The New York building laws require that "where walls are faced with brick in running bond, every sixth course shall be bonded into the backing by cutting the corners of the face brick, and putting in diagonal headers behind (as shown in Fig. 80), or by splitting the face brick in half and backing the same with a continuous row of headers."
This last method is shown on Fig. 81. The face brick, cut lengthwise, are shown at a. At b, are the three-quarter bats bonding in back of the face brick. The whole brick c bonds on the inside of the wall d, the closer closing up the angle, and e is the whole face brick on the corner of the wall.
216. Fig. 82 shows the method of bonding in face brick with steel or galvanized iron wire. These wire bonders are twisted at the ends, as shown, to get a better bond, and are laid in every sixth course of brick. The principal objection to the use of steel or iron bonders is the danger of rust, although by the time their efficiency has been destroyed by the action of rust, the mortar used should have hardened sufficiently to keep the face brick in place.

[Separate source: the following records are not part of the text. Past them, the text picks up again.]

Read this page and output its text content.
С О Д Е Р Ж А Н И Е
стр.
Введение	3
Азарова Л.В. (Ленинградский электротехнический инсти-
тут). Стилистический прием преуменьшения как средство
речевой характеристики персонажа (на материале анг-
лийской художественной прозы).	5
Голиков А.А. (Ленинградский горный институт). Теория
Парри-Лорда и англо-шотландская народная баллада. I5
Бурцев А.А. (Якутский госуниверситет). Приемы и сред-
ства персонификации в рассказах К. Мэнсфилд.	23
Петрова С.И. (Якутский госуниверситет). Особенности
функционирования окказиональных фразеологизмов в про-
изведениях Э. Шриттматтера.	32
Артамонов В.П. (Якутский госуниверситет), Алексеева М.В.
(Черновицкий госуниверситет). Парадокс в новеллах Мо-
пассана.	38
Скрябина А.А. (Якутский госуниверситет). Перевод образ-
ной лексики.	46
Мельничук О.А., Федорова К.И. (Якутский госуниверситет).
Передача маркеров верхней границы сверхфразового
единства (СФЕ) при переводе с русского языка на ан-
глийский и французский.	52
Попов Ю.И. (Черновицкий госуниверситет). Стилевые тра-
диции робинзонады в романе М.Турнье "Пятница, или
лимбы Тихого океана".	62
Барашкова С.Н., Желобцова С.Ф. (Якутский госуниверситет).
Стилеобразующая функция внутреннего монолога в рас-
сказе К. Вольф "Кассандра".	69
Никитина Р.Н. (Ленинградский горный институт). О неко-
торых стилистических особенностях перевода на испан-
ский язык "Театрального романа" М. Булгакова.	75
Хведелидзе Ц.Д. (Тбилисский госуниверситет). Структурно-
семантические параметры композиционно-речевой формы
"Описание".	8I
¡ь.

A still more modern method of tying front brick to the common brick in the rear of the wall, is by use of perforated steel ties from 3/32 to 1/8 of an inch thick, and having about half the metal punched out. The brick may be brought down to a very close joint, and the clinching spaces make a very firm and satisfactory binder. Fig. 83 shows the application of these bonding strips. Here a is the pressed brick facing b, the common brick in the rear of the wall, and c, the perforated steel ties bonding the pressed brick back to the common brick. The same tie can be used for tying new work to old where walls require lining up to increase their strength. The tie is bent near the middle, as shown at a in Fig. 84, and nailed to the old wall with pointed wrought-iron nails, shown at b, having large flat heads made for the purpose and of sufficient size to make a firm connection for the new courses c. This method avoids the cutting in the old wall d to get in cross-headers, which, at best, must hold very imperfectly after the inevitable shrinkage which comes to all new brickwork.